Thursday, September 17, 2009

Imagining The Paul Volcker Treasury Department

Paul Volcker was pretty heavily involved with the Obama transition team, and certainly had the ear of the Administration at some point. I don't know the status of that now. But hopefully they pick up on this article in the Wall Street Journal:

Former Federal Reserve Chairman Paul Volcker on Wednesday said banks should operate in a much less risky fashion, including not making trading bets with their own capital, comments that could provoke intensified debates over the future of financial regulation.

Mr. Volcker, who currently is chairman of the White House's Economic Recovery Advisory Board, suggested banks should be restricted to trading on their client's behalf instead of making bets with their own money through internal units that often act like hedge funds.

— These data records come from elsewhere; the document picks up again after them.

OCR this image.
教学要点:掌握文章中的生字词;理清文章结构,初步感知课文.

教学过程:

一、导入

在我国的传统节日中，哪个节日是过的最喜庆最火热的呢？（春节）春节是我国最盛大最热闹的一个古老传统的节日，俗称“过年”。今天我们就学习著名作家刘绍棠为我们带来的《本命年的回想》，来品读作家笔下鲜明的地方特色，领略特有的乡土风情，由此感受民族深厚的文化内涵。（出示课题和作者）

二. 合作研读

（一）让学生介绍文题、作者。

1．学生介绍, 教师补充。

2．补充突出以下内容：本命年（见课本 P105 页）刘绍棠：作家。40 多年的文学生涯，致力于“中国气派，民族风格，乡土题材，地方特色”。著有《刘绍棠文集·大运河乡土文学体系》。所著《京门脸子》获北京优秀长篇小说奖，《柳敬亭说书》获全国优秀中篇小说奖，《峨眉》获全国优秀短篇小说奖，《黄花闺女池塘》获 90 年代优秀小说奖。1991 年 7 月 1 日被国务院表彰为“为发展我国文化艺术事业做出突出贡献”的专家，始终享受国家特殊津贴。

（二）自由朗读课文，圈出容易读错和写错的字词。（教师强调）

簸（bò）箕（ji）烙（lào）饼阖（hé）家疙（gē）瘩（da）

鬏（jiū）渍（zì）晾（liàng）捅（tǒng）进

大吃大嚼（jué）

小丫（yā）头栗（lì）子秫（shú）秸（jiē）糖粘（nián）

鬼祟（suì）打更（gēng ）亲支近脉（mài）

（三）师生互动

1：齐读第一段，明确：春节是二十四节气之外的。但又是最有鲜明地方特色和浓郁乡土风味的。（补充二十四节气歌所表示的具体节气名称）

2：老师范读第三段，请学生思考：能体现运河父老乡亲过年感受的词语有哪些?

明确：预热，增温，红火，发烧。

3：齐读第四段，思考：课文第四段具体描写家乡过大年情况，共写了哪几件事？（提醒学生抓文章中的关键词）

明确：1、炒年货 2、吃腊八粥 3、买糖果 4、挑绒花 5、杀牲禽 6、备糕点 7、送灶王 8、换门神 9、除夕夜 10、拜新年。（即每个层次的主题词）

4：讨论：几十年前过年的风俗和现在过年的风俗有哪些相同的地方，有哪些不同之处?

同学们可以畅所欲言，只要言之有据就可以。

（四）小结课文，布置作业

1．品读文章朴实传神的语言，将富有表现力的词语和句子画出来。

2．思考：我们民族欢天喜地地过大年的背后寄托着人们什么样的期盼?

"Extensive participation in the impersonal, transaction-oriented capital market does not seem to me an intrinsic part of commercial banking," he said in a speech to the Association for Corporate Growth in Los Angeles [...]

Mr. Volcker said banks should be banned from "sponsoring and capitalizing" hedge funds and private-equity firms, which are largely unregulated. He also said "particularly strict supervision, with strong capital and collateral requirements, should be directed toward limiting proprietary securities and derivatives trading."

He also said collateral and leverage restrictions against the largest nonbank financial institutions "may be needed."

That's because it isn't, it's just become a growth center for banks that can operate like a casino and get the government to bail them out if things go wrong.

Volcker is basically advocating a similar version of the reforms that came out of the Great Depression. Then, banks were separated into commercial and investment entities under the Glass-Steagall Act, and bank holding companies could not own other financial firms. That came out of the Pecora Commission recommendations, which dug up so much of Wall Street's corrupt practices that the necessity of reform could not be refuted.

In a Volcker Treasury Department, instead of Tim Geithner, we would have a chance to make these the starting points for reform, and invigorate the modern-day Financial Crisis Inquiry Commission, or Angelides Commission, to dig deep and look into what the financial firms did to nearly destroy the economy. The banksters would be fending off the cries for reform instead of using their lobbying arms to channel them in business-friendly ways.

Now wouldn't that be nice?

...Matt Taibbi says that Volcker was basically beached after the campaign along with a lot of the other more progressively minded economic advisers. It sounds pretty right.